克苏鲁神话

疯狂山脉#3

At the Mountains of Madness 译者:竹子

V.

    当我们完全越过那条山隘,看清楚背后究竟有什么东西时,我想我们两个都夹带着畏怯、惊愕甚至是恐惧的情绪同时尖叫了出来,甚至不敢相信自己的眼睛。自然,在那一刻,我们肯定根据自己已有的知识对那个我们所看到的怪诞世界做出了一些自然而寻常的猜测。可能,我们觉得自己看到的那些东西就像是科罗拉多州诸神花园[1]里那些被风化的怪诞红岩;或者像是亚利桑那州沙漠里那些被风琢刻出的、奇妙而对称的巨石。甚至我们仿佛觉得自己只不过看到了一场幻影,就像我们刚飞抵这片疯狂山脉时看到的蜃景一样。事情必当如此!因为当我们的视线扫过那片被风暴刻蚀的无垠高原,并最后牢牢固定在那座由极具几何感的规则巨石阵列所组成的无垠迷宫时,我们必须要为自己找到某些正常、自然的概念可以用来仰赖与退守。然而,我们看到的还只是这座迷宫那耸立着的、破碎坑洼的顶端,它的整体被埋藏在一片巨大的冰盖下——冰层最厚的地方大约有四十或五十英尺厚,而在某些地方则明显要薄得多。

    这幅令人惊骇的景象带来的影响几乎无法用言语来形容,因为这从根基上残酷无情地破坏了我们所熟知的自然法则。这片极其古老的高原足足有两万英尺之高,而这里的气候至少在五十万年之前就已完全不适于居住;可在这里却伸展着一座由整齐巨石所组成的复杂迷宫,几乎一直绵延到视线的尽头——恐怕只有那些绝望地想要保护住内心平和的人才会去否认这幅景象不是因为某些东西有意识地建造后产生的结果。在此之前,每当我们进行严谨地讨论时,我们都抛弃了那些认为山体上出现的规则立方体与壁垒状构造并非源于自然作用的理论。否则还能如何呢?当这片地区屈从于而今这片冰封的死亡那未曾间断过的长久统治时,人类本身几乎还未从大型类人猿的族群里分化出来。
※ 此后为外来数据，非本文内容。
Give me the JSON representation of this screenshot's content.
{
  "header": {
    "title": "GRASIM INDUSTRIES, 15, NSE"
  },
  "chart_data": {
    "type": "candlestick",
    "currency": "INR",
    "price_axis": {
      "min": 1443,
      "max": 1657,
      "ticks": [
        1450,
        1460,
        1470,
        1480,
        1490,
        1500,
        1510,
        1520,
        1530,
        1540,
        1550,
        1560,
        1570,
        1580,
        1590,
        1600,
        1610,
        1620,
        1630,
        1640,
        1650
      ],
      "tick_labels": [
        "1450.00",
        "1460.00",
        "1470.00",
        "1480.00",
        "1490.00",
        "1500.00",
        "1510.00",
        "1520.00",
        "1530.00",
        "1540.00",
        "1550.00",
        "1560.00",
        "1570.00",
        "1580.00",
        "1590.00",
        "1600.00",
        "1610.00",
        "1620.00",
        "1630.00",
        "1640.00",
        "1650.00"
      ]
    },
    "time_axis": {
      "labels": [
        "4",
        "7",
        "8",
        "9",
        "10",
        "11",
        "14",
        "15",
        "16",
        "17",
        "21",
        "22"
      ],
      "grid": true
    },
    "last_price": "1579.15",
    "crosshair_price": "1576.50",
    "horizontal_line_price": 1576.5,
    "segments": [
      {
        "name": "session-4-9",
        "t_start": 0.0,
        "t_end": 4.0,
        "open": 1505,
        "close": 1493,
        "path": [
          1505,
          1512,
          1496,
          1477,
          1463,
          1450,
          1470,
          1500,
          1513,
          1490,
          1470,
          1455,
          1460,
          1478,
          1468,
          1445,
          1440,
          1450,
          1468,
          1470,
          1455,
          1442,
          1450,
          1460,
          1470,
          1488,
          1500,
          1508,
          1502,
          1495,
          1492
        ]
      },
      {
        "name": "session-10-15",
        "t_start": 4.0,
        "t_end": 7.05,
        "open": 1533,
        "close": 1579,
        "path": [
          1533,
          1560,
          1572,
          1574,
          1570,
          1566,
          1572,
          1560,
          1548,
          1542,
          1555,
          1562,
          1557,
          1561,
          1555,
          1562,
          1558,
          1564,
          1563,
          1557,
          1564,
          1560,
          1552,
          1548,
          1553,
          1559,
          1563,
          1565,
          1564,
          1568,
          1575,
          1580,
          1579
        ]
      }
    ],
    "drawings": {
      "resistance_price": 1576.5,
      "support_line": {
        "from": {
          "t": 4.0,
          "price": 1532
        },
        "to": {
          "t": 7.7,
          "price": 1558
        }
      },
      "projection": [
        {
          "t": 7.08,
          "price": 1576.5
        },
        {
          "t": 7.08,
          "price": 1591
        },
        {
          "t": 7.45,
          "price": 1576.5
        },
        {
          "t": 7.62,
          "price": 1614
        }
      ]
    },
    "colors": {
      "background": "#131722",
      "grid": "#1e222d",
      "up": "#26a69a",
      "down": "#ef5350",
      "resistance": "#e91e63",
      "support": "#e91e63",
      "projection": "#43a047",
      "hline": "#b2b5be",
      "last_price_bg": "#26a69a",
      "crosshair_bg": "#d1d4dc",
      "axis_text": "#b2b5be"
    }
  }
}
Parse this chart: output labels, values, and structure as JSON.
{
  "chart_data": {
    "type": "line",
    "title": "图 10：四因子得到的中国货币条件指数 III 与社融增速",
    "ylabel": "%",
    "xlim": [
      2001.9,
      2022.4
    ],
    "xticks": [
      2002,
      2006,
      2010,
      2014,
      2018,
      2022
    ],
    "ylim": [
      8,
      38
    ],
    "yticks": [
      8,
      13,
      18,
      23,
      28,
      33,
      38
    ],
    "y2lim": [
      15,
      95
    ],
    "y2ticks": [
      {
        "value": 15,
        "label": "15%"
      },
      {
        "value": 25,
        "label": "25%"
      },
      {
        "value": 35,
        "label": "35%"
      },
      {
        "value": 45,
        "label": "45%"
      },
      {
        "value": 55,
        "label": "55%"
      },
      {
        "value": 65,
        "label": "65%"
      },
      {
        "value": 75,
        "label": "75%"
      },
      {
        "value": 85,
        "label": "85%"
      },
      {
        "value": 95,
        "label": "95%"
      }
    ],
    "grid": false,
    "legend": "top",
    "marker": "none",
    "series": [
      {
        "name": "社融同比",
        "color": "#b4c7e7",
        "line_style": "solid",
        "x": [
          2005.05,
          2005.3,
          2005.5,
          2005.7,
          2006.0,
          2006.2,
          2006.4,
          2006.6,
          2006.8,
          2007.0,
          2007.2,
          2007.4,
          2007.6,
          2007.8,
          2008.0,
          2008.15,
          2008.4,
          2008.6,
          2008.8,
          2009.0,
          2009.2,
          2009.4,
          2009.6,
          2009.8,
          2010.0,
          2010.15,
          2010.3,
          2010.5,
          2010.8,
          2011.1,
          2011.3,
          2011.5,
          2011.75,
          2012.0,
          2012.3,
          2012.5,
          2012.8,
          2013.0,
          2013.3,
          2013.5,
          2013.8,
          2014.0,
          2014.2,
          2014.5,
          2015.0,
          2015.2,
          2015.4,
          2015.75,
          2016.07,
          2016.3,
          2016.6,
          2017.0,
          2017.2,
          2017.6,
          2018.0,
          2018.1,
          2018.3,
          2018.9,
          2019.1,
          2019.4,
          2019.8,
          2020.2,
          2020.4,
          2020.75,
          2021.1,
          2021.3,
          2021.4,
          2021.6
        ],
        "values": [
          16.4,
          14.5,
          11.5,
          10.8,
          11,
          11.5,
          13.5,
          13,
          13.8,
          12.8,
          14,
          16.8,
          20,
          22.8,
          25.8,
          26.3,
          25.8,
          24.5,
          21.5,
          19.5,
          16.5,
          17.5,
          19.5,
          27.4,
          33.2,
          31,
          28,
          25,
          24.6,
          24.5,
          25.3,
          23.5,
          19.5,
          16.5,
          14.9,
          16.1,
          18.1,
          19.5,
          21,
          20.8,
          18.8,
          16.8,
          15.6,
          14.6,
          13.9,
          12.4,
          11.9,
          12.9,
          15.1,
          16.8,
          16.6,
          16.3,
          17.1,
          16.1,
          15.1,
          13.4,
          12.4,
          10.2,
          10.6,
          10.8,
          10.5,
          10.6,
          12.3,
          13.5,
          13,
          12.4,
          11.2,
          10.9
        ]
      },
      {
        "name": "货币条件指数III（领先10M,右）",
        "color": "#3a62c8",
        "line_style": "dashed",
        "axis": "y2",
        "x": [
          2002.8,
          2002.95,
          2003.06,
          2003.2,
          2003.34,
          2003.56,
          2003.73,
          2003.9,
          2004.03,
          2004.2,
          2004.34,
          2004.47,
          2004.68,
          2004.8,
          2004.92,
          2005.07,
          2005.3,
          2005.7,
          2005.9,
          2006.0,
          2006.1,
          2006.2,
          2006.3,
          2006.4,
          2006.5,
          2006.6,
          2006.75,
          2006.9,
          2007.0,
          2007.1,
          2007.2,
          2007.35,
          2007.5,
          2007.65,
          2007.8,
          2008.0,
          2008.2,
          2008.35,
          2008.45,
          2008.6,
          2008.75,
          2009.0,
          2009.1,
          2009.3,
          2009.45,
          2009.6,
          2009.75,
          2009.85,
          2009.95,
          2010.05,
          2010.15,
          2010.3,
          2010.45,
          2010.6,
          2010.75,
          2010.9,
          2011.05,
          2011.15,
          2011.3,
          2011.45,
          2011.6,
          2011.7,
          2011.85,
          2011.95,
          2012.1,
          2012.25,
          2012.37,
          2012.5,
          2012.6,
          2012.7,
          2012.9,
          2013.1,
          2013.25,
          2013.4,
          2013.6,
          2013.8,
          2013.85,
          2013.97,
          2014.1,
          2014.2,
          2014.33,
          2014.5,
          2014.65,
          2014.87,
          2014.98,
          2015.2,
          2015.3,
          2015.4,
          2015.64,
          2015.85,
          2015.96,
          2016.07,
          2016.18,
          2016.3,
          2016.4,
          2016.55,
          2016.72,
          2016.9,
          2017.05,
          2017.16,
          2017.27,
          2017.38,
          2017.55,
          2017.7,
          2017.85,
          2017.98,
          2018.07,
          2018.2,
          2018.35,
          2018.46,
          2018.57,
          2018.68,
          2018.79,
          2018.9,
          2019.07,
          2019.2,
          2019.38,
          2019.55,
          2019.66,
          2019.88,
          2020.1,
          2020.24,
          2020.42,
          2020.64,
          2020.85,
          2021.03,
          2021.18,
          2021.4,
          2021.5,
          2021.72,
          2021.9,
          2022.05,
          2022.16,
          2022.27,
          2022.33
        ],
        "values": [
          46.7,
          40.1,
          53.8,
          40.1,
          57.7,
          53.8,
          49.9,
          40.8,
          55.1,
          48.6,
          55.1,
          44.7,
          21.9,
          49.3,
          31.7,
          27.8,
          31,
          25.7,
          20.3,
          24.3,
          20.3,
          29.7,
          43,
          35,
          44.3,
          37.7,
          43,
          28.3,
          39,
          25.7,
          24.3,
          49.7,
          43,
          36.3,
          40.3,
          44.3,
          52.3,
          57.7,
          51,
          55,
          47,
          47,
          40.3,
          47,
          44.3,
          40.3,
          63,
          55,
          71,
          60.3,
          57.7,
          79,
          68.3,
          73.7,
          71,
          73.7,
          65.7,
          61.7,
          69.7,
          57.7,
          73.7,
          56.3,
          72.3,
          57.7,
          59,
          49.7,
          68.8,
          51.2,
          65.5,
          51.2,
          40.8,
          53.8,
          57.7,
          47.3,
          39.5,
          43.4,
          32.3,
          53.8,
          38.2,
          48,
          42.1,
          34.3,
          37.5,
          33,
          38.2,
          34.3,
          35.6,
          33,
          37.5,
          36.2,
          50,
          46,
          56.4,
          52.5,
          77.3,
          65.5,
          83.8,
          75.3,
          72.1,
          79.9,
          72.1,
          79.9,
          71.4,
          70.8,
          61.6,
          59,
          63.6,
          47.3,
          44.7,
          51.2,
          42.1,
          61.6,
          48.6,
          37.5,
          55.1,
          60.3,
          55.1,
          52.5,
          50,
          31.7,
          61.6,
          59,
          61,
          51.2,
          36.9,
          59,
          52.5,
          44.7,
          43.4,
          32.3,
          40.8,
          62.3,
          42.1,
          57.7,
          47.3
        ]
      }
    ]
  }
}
    然而,这一理由似乎无可辩驳地被动摇了,因为这座由四方石块、带弧面的巨岩以及有棱角独石所组成的雄伟迷宫所表现出的容貌已残忍地斩断了所有让人安心的庇护与退路。很明显,那座出现在蜃景中的亵渎之城只是眼前这片完整、客观实在而又避无可避的真实情景的一个翻版。原来那个令人憎恶的预兆最终还有着一个实实在在的源头——当我们第一看到这片巍峨的山脉时,天空中的高层大气里一定有一层横向的冰晶云;而这令人惊骇的巨石遗迹依靠简单的反射定律将它的形象投射到了山脉的另一边,投射到了我们的面前。当然,蜃景中的幻象被冰晶云奇异地扭曲与夸张了,杂糅进了它的真实源头中不曾包含的东西;然而,当我们看到眼前这真实的源头时,我们觉得它甚至比那个遥远的幻景更加充满了险恶的味道,更加令人毛骨悚然。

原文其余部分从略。